Che i contribuenti italiani paghino ancora, sotto forma di accise sui carburanti, per la guerra di Abissinia del 1935 o per la crisi di Suez del 1956 oppure per il disastro del Vajont del 1963 o per tutti i terremoti del Dopoguerra, fino alla missione in Libano del 1982, ebbene, che paghino ancora per le mille emergenze italiane è cosa forse poco nota ai più, ma che rientra nel folklore fiscale del Belpaese. Tutto è cambiato, insomma, ma le tasse «bugiarde» sono diventate parte del patrimonio nazionale: e poco conta che, come è stato osservato, la continuità del prelievo sia paradossale come l’insussistenza della motivazione iniziale. Non appartengono, però, al folklore, né per l’entità né per la pervasività tentacolare, quelle che potremmo definire le tasse «nascoste» di Regioni e Comuni: quella miriade di addizionali, tributi aggiuntivi, balzelli e bolli vari che un malinteso federalismo regionale (o un più sostanziale regionalismo scriteriato) ha prodotto e moltiplicato negli ultimi due decenni.

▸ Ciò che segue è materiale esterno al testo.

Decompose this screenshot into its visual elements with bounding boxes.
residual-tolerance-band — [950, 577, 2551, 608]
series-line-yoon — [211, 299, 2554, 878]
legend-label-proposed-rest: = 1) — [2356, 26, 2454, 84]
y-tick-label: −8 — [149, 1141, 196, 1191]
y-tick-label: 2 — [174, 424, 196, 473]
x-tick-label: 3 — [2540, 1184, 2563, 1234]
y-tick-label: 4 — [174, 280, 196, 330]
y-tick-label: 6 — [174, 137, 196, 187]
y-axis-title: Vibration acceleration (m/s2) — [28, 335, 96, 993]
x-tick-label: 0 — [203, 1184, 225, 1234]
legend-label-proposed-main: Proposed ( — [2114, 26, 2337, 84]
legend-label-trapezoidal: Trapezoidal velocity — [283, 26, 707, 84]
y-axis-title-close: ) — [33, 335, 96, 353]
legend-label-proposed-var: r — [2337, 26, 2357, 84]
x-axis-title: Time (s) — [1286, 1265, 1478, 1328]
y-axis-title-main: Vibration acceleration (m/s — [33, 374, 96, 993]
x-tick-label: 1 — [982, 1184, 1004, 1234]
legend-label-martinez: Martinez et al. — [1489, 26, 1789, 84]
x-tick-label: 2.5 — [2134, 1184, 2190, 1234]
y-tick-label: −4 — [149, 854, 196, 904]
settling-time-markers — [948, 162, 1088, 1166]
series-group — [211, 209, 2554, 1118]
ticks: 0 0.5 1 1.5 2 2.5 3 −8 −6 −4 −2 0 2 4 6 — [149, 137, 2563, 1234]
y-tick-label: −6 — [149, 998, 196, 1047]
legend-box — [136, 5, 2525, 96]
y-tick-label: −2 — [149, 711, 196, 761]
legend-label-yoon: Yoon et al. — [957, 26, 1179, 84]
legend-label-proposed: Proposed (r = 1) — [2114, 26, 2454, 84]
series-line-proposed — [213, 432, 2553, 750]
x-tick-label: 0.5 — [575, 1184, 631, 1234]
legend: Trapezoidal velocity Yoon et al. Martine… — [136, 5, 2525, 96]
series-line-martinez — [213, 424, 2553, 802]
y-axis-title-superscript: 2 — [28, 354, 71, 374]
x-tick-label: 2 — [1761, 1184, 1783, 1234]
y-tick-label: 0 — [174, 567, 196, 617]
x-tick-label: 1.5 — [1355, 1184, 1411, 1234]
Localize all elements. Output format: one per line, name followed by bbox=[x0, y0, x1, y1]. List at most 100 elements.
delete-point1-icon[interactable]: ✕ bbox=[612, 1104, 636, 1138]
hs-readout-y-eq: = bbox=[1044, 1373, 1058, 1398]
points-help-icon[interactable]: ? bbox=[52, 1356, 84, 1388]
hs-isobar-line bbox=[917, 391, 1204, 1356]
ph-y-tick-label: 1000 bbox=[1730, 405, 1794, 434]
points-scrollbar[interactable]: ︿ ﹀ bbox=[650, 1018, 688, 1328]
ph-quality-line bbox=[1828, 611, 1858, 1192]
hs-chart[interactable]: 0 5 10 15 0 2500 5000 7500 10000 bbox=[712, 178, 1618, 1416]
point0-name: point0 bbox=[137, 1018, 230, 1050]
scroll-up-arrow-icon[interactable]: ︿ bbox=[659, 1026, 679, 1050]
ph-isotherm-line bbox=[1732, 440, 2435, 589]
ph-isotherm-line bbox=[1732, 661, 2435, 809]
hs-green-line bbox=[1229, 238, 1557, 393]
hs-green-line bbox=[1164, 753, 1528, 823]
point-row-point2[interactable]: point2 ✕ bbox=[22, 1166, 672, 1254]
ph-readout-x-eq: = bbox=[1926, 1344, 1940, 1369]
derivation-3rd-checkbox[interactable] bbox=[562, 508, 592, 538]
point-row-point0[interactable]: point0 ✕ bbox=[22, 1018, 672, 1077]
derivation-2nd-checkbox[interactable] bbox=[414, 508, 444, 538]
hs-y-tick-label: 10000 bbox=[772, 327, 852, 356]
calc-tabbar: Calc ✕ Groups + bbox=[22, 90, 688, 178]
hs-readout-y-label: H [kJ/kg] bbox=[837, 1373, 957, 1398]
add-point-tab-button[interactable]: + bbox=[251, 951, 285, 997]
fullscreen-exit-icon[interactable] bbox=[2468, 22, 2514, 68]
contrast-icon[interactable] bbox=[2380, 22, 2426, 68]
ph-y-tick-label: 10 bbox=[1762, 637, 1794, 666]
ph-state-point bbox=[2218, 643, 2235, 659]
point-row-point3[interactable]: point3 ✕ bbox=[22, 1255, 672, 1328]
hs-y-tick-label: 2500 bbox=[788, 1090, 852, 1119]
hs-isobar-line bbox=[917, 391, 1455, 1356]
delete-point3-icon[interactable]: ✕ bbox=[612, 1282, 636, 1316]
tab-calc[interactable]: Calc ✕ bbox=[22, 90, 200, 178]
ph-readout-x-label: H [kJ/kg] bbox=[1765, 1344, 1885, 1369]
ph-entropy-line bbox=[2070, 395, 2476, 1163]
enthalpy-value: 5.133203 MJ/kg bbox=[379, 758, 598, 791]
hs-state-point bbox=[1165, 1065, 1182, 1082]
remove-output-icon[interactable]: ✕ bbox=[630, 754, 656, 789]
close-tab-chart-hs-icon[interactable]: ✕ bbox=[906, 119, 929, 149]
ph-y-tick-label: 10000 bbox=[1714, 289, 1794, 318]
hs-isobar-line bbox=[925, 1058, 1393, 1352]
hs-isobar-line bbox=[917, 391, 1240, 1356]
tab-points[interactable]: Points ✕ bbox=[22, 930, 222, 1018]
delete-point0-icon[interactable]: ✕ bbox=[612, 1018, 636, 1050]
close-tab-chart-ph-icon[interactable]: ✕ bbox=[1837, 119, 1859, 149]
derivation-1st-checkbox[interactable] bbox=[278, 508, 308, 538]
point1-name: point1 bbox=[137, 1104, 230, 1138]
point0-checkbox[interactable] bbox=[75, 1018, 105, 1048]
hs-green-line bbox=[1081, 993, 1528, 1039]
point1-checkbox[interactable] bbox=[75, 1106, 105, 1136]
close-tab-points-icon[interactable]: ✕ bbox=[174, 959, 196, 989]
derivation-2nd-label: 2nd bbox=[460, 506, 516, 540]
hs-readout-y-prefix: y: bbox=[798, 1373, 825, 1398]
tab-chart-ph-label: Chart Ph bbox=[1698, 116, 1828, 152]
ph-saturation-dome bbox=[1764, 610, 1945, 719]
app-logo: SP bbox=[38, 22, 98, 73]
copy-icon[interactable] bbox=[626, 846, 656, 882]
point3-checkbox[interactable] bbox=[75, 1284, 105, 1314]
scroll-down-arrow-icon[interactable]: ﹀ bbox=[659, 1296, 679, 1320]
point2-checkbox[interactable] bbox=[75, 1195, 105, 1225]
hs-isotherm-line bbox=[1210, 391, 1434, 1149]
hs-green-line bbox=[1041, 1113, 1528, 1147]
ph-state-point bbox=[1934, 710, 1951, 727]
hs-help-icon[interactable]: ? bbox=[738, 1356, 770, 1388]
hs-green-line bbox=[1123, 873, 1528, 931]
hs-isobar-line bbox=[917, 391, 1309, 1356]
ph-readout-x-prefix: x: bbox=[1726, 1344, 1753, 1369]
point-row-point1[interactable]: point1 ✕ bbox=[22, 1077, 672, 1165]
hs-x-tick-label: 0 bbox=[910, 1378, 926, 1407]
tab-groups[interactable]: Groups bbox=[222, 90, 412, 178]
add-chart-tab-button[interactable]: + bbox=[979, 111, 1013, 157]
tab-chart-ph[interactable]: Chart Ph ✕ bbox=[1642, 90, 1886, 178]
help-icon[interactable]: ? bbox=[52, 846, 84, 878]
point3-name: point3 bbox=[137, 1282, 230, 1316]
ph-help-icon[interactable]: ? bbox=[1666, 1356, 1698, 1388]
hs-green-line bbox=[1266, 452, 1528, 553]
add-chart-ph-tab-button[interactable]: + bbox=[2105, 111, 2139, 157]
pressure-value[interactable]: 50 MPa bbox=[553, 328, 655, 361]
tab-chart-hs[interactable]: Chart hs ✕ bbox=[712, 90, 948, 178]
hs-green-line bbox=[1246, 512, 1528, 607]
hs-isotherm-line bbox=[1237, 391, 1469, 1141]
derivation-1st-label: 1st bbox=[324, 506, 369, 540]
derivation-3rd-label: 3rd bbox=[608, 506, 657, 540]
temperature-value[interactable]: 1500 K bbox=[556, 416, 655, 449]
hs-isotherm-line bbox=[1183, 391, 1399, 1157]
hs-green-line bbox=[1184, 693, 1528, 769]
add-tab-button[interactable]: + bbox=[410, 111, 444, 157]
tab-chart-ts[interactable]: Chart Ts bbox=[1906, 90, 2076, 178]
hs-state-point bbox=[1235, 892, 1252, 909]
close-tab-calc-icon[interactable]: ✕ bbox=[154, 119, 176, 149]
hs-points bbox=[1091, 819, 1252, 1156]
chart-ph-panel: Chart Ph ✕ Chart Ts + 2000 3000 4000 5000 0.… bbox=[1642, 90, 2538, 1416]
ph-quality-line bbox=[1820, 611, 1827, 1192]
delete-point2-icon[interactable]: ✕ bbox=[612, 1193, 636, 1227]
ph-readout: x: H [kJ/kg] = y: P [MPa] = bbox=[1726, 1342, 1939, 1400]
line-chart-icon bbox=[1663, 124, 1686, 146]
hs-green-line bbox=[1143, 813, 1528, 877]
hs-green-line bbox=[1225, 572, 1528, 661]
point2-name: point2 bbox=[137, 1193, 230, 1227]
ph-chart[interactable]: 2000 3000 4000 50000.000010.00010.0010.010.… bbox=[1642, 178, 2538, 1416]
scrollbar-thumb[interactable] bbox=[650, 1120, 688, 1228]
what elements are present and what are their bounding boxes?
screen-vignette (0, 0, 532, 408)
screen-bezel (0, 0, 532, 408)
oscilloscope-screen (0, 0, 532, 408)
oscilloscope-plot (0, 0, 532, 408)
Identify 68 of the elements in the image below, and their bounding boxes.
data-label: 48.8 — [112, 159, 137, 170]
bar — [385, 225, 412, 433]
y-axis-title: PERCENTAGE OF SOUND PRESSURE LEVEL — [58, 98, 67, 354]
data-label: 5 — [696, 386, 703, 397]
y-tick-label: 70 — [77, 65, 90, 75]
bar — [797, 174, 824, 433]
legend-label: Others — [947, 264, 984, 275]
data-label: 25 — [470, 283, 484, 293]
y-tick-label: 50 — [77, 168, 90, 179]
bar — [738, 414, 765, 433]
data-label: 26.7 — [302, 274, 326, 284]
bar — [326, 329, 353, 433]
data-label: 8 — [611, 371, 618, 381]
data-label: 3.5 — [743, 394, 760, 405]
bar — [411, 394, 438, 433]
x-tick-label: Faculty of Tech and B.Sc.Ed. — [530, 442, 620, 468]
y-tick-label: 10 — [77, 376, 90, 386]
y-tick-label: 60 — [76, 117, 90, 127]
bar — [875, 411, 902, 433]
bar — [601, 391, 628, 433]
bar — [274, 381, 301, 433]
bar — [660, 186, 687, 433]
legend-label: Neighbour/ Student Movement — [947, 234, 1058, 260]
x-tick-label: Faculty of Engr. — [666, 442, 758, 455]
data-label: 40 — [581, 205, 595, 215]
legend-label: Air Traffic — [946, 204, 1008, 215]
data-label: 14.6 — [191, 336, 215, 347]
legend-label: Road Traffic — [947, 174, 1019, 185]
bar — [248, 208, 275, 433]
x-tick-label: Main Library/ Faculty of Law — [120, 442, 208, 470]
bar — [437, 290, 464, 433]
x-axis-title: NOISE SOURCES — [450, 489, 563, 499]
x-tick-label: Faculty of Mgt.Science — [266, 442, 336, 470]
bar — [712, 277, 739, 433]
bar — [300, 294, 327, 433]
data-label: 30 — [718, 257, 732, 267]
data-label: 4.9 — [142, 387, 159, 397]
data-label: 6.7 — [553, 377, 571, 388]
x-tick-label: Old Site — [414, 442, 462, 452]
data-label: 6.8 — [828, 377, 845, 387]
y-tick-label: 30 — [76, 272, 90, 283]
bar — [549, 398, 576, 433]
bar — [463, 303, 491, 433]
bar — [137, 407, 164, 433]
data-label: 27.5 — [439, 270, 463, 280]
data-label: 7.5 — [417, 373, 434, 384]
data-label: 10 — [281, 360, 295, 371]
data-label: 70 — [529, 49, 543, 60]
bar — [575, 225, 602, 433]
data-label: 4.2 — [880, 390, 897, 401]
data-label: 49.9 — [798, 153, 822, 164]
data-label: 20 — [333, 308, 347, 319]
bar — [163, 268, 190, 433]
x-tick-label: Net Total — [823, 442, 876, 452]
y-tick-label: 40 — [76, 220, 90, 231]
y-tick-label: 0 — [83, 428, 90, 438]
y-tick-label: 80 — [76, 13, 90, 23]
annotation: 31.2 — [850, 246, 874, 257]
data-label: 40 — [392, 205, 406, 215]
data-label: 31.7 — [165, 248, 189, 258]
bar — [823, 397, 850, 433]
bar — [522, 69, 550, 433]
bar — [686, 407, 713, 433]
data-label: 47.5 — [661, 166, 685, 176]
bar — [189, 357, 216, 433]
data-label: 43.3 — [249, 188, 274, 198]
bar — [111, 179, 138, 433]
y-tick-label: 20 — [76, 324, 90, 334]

Stiamo parlando di aliquote per imposte che si aggiungono a quelle che si versano allo Stato centrale, ma che riconosciamo e consideriamo con difficoltà, celate e camuffate come sono nelle mille righe della dichiarazione dei redditi. Imposte che gravano in maniera pesante sui redditi di famiglie e imprese e che, quel che è peggio, sono il frutto di una duplicazione o triplicazione irresponsabile dei poteri pubblici. Senza che per giunta vi sia la possibilità di comparare il peso della stangata tra le differenti regioni e tra la miriade di comuni. Quantomeno per punire elettoralmente chi bastona di più.